Yigit Kulabas: I believe Service Design and Marketing are tightly related. Both practices have a mega common denominator, which is the customer. In both practices you ask similar questions: “What does my customer want? What are her/his needs? How can I get her/his attention? How can we meet the expectation and satisfy them?” So from that perspective, I do not see this as a large shift. Possible outcomes for running the two practices together include increased customer loyalty, effective touchpoints, well defined customer journeys, service excellence, and growth. In addition to all of these, Service Design is an important vehicle for development of new services. There are lots of hidden services to be discovered within any product. Service design helps you to convert smart ideas into execution.
So far I worked for Microsoft, Ericsson, NCR, Oracle, and finally Turkcell. My latest role was the Chief Marketing Officer for Corporate Business at Turkcell, the leading mobile operator in Turkey. During my entire career I worked in marketing, strategy and business development roles. Service Design was always a part of the execution. We developed marketing programs, innovative new services and lots of customer engagement initiatives. I was introduced to SDN through the Service Design Global Summit. I am proud to be an active leader in this community.
As a marketing expert who is part of the service design field, how do you understand the relation between brand and service design?
Brand and service design are also tightly related. This time the common denominator is innovation. Innovation makes brands fulfill their promises. And service design plays a vital role in bringing innovation to life. The innovation can be incremental, that is to say based on existing systems, business models and paradigms. Innovation can be disruptive – based on emerging systems, business models and paradigms. But whatever the case, at the end it should be human focused. Today, Service Design is the hidden hero behind many of the disruptive innovations. In short, brand, innovation and service design are strongly connected to each other.
Along with a couple of colleges, you are now opening a new SDN chapter What do you think is the potential for the development of a SD community in Turkey?
SDN Turkey is committed to raise awareness of Service Design in Turkey.

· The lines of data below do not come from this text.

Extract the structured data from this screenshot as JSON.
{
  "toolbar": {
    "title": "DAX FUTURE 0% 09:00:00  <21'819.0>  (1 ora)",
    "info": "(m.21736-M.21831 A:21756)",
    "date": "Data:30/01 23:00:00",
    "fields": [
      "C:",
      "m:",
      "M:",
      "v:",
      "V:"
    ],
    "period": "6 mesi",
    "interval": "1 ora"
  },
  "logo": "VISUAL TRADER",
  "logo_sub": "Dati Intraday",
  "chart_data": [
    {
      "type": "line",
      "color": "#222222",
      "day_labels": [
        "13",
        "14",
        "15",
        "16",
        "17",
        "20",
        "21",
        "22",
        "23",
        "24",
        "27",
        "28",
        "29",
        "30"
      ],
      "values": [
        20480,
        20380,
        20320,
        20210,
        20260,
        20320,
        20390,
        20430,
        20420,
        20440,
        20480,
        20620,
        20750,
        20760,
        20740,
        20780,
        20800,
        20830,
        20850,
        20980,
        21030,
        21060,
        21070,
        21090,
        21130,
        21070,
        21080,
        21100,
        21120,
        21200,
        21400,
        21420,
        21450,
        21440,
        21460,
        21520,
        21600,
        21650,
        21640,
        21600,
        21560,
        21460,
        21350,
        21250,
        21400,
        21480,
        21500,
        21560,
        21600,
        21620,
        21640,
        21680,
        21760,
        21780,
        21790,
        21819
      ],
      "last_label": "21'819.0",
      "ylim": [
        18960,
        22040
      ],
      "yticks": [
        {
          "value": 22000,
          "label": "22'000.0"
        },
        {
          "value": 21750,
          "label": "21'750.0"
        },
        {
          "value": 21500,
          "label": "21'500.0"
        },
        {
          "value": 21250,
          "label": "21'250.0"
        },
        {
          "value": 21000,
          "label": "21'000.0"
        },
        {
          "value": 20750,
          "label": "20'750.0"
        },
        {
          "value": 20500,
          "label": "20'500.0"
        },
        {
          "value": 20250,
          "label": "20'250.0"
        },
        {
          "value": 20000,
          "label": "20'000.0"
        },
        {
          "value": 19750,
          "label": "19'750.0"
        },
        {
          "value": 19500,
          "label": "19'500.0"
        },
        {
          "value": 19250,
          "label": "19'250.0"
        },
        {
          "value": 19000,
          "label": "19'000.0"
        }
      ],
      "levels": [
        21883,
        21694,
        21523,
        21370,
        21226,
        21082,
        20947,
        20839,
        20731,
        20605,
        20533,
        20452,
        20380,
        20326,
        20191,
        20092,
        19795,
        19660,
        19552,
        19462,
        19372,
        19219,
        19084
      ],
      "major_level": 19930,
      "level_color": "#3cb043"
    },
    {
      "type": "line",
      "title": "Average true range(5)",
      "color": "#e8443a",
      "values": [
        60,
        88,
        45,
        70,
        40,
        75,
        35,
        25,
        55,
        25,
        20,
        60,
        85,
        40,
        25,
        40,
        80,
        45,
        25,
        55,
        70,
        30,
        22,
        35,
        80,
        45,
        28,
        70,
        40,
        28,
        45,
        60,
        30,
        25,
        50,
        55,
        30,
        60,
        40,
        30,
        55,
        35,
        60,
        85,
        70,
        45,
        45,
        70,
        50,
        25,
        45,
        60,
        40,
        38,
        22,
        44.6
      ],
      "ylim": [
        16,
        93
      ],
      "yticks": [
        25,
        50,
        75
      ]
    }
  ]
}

We aim to foster a community of people from different pillars of the discipline’s reach. SDN Turkey focuses value creation in three important areas: Advocacy, Education, and Connection.We will also do lobbying and evangelism at all levels.We will start with a roof-top meet & greet event for its launch on February 19. The event will be an opportunity to bring together members of the local network (professionals, agencies, and academia) and discuss service design in Turkey.
Now that you are a member of the SDN board, how do you see the Service Design Network and your role as a member within it?
SDN has a very important role in the advocacy, evangelism and development of the Service Design practice. As a network devoted to the practice, we have a huge potential to pass the “tipping point” and grow the market. I believe, it is time to realize the potential through increasing demand from the business world. As a new board member I am excited. We are on the edge of a brand transformation. It is not only a change in the look and feel of our logo or web site, but also our brand promise and the way we communicate.
SDN is happy to have you as a new member of our team. Thank you for your time!